Eigentlich geht es nur darum, statt dem einen Drucksensor mehrere (in meinem Fall 5 Stück) anzuschließen. Ich würde meinen Aufbau nämlich gerne für die Füllstands-Messung meiner Öltanks verwenden. Lt. Datenblatt der Sensoren sind diese auch für Heizöl etc. geeignet.
Kann ich die 5 Sensoren einfach "parallel" an das Board auf die Analogen PINs z.b. A1 bis A5 anschließen und dann eben die Messung für jeden PIN durchführen? Oder ergeben sich beim Einsatz mehrerer Sensoren Änderungen im technischen Aufbau?
elektrisch kannst Du das so machen , 50Ohm Bürde macht bei 20 mA dann 1V als Spannung für den Analogeingang.
Aber ich würde das nicht an /in einem Öltank machen. Wenn auf der 24V Seite ein Kurzschluss am Sensor entsteht kann es eventuell zu einer Funkenbildung kommen. Da in dem Tank mit Sicherheit eine Ex Zone besteht könnte das dumm enden.
Theoretisch müssten Deine Sensoren für EX Zone EXi zugelassen sein und Du musst eine EXi Messbrücke mit Spannungsversourgung verwenden , sowas gibts ist aber recht teuer. Dabei ist Schaltung dann so ausgelegt das es bei einem Schluss auf Grung der geringen Energie, zu keinem Funken kommen kann.
Ein Fehler ist mit 5V bei Vin einzuspeisen. Vin braucht wenigstens 6,5V. Du kannst 5V am 5V einspeisen; mußt dann aber am besten einen USB Kabel mit unterbrochenen 5V Leitung für die Programmierung benutzen.
Etwas befremdend ist auch der 90 Ohm Meß-Widerstand in der 4-20 Stromschleife. Bei 20mA ergibt das eine Spannung von 1,8V . Das ist zu hoch für die internen 1,1V Spoannungsreferenz und zu niedrig für die 5V Standart-5V-Referenz.
Grüße Uwe
da stören mich die ganzen Tippfehler mehr aber ok. Lässt sich anpassen.
Ansonsten wie Uwe schon schreibt, die 90 Ohm sind nicht Fisch und nicht Fleisch. Für einen 3.3V ESP und 1.0 am A0 ist das ok, aber für einen vermutlich 5V Nano eher suboptimal.
die Zuleitungen zu den Sensoren und dem Spannungswandler 24/5V solltest du je mit einer flinken Feinsicherung
knapp über den Maximalstrom absichern.
Dann ist bei der kleinsten Störung der Strom weg.
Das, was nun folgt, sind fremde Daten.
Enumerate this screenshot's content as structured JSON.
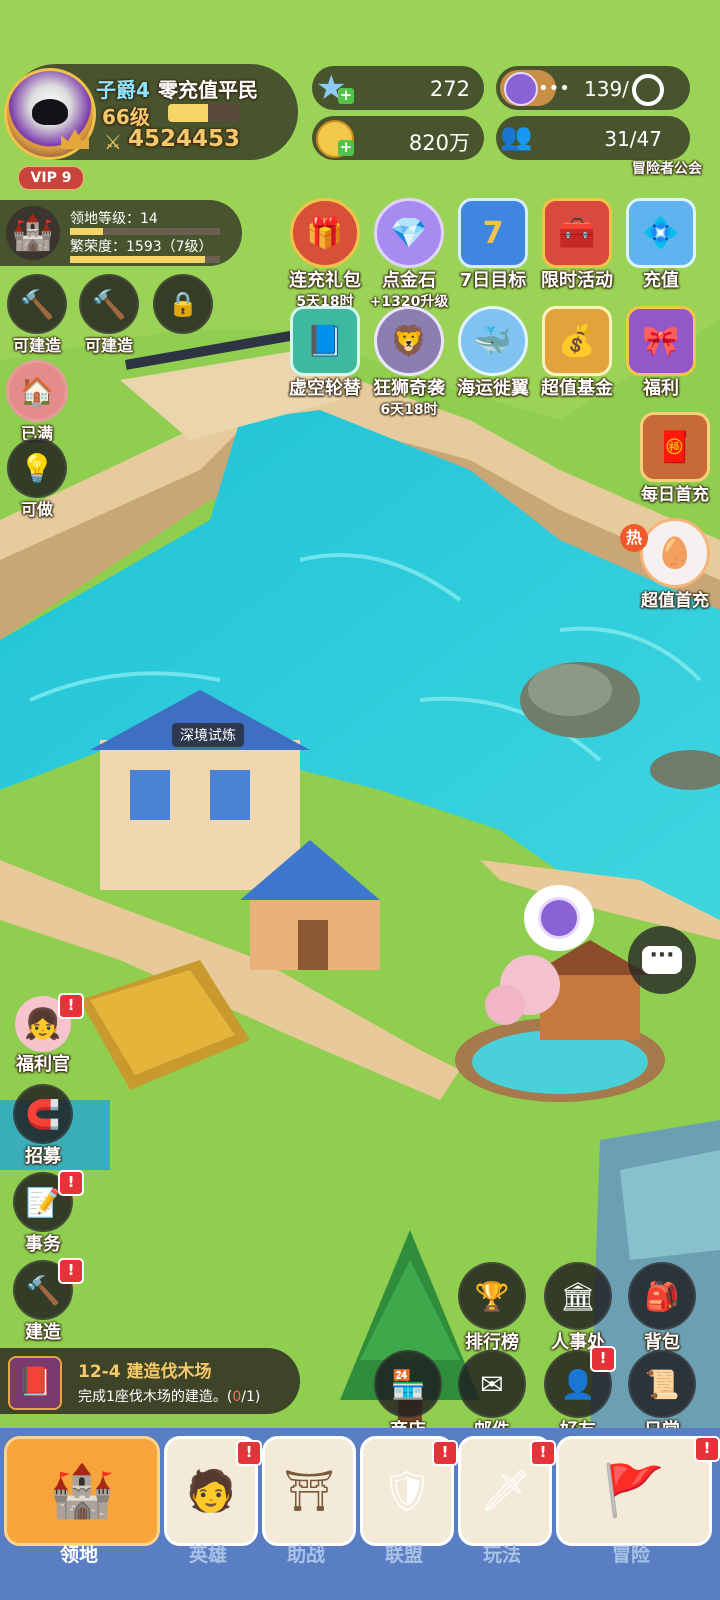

Ein langes Staurohr das den Sensor seitlich über den Tank bringt bring auch noch Sicherheit(muss aber 100% dicht sein)
vielen vielen Dank für die schnellen und informationsreichen Antworten. Ich muss mich da jetzt erstmal durcharbeiten. Was ich auf die Schnelle für mich schon mal mitgenommen habe ist, dass ich den elektrischen Aufbau wie in dem Beitrag, den ich ganz oben in meinem Thread verlinkt hatte, nicht ganz so übernehmen kann. Der nodeMCU arbeitet ja mit 3,3V und mein Arduino nano mit 5V.
Von daher zieh ich mir jetzt mal den verlinkten Beitrag "Arduino und Sensoren mit 4mA - 20mA Stromschleifenschnittstelle" rein !
Das mit den Feinsicherungen in den Zuleitungen zu den Sensoren ist auch nochmal ne gute Idee. Wie stark müsste ich die denn auslegen? Vielleicht hat dazu nochmal jeman einen Tipp für mich ;D !
Danke schon mal an alle.
Viele Grüße
Martin
PS: Oben in meiner Schaltplanzeichnung sind das nicht 90 Ohm als Widerstand sondern 50 Ohm --> sorry für meine "Sauklaue"!
urdaino:
Nur mit dem Ohmschen Gesetz hapert es bei ihm.
Falsch ist: V = I * R
Richtig ist: U = I * R
Du stoßt Dich an dem Buchstaben? Ich habe während meiner Schulzeit oft V statt u gesehen.
V hat in diesem Fall nichts mit der Einheit V-olt zu tun.